I know his songs immediately. I'd even bet by the first note. Although he's been dead for 10 years now the radio DJs continue to play his songs continuously. He was, after all, the voice of an entire generation. To say his songs are overplayed would be a gross understatement. There are only so many times you can hear " Take me to Heaven" no matter how much you loved it. But, I never tire of listening. It's best when his songs come on when I'm alone in my car and can listen without any audience. No one stares at me awkwardly wondering if they should change the station or worse, talk through the song imagining I can focus on their petty conversation and not my dad's voice.

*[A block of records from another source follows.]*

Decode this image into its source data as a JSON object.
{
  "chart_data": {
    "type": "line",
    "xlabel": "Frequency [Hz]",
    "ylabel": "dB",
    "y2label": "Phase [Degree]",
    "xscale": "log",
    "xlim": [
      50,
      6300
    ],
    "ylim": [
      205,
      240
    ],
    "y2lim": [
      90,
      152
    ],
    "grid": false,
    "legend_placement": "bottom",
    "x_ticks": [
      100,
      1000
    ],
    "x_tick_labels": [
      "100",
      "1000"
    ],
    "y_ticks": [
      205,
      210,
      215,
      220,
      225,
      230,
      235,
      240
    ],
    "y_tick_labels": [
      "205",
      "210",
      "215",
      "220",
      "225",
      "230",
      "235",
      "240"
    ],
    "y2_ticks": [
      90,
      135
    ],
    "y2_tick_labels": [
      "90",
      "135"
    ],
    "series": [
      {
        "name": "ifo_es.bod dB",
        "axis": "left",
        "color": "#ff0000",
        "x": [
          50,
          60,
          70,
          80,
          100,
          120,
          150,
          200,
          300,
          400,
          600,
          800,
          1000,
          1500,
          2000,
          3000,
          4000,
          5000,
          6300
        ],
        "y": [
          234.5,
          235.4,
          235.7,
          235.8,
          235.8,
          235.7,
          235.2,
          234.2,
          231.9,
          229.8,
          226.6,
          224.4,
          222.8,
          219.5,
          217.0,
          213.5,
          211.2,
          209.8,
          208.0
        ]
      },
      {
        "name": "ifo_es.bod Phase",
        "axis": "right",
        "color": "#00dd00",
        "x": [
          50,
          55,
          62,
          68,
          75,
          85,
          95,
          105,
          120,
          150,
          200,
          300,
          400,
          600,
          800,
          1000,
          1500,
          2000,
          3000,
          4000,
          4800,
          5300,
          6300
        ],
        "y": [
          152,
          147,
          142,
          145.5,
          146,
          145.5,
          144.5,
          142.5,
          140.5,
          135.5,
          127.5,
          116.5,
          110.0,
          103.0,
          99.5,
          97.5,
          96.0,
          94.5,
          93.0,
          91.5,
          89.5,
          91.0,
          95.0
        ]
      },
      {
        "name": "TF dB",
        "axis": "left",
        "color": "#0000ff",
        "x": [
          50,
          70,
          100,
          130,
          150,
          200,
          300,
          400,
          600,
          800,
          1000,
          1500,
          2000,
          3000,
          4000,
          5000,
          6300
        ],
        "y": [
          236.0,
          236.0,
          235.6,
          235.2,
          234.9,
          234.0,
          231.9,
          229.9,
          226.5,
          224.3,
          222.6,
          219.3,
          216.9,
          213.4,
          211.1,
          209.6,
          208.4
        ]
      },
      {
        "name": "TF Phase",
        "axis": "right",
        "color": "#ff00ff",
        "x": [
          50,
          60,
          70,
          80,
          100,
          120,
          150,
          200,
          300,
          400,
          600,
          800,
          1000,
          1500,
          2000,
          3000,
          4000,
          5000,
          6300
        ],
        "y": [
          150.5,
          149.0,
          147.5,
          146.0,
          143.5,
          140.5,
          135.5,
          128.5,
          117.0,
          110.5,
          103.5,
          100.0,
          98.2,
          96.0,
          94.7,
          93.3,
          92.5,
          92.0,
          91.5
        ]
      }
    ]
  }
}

My father blew his brains out at the height of his fame a decade ago. Conspiracy theorists love to try and convince others that he was murdered by his jealous drummer, Danny, but I know that's not true. Danny was his best friend and devastated by his death. He was, and still is, like an uncle to me. He also helps me manage my dad's publishing rights. As for my mother, she was never in the picture.

So when his number one hit song, for there were many, plays on the local radiostation and I'm alone in my car I like to sit and imagine what things would be like if he were still alive. I always conclude that they wouldn't be much different, except for the fact that I would have a father.

Being a legend's child is not as wonderful as it sounds. But it's only- I can't say that I'm very fond of my peers. And I can never live a normal life. I didn't choose a profession that is packaged with fame. My infamy is my birthright. The spotlight is right outside my door, ready to embrace me shall Rick Stevens' daughter ever try her hand at modeling, acting or singing. But that kind of life doesn't interest me. I hate the gawkers. And wish for a simple life. I think I would have liked to been a social worker. Or maybe a Spanish teacher.

Sometimes, when I listen to "Take me to Heaven" alone in my car I close my eyes and glide. But I always open them after a moment or two.